Hey, i’m a software developer and i’m considering trying to build a site using ActivityPub, but i have a few concerns about it. My first concern is that if the platform is open source someone can host a malicious version of it, where certain requests may be ignored (such as deletion).

This leads into my next concern which is GDPR, because now i can’t be certain that a users data gets deleted upon their request and i’m not certain whether i would be liable since my instance federates with the malicious instance (which may also not be hosted in the EU which is itself problematic, and even if i’m not liable it’s still not great).

I considered if it was viable to make the platform invite based somehow, so that it doesn’t federate with everything by default, but that also sort of defeats the purpose of using ActivityPub.

The loss of control over content is also something that i don’t particularly like, since some people may use their own instance for harassment or something else gross, but i guess that wouldn’t be my problem since i just wrote the code and wouldn’t have anything to do with the hosting of such sites.
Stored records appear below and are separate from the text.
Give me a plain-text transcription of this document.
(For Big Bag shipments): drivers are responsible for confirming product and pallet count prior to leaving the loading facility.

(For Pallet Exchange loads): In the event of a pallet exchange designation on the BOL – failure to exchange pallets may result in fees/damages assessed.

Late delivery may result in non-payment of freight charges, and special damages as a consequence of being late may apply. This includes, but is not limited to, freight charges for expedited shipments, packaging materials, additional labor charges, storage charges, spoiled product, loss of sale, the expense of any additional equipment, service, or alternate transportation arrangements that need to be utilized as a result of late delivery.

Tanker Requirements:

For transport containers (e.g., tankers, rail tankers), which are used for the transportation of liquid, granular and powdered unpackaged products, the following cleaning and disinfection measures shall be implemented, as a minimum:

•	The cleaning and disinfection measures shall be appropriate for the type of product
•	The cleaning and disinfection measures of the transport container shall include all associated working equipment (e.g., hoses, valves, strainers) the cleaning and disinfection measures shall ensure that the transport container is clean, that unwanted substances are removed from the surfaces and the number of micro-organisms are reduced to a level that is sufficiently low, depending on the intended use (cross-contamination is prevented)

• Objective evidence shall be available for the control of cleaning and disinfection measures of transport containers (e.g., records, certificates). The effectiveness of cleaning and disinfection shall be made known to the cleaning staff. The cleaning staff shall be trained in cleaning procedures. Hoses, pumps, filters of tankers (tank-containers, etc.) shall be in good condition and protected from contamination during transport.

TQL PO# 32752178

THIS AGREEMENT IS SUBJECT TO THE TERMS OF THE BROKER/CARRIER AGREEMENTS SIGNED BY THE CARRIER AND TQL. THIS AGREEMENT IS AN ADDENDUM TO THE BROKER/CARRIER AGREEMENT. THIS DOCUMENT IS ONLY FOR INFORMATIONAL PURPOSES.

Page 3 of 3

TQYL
i’d appreciate any feedback since i think the technology and the fediverse is very interesting, i would definitely like to try it out, but i’m not sure how to go about these challenges.

  • MinekPo1 [it/she]
    link
    fedilink
    English
    arrow-up
    4
    ·
    1 year ago

    I can give an educated guess about GDPR:

    Since the European Union have officially endorsed mastodon (social.network.europa.eu) as long as your instance complies with GDPR, you are not liable for actions taking by bad actor using ActivityPub to do bad actory things.

    I am not sure about how that applies to data being sent to non EU servers as lack knowledge about GDPR.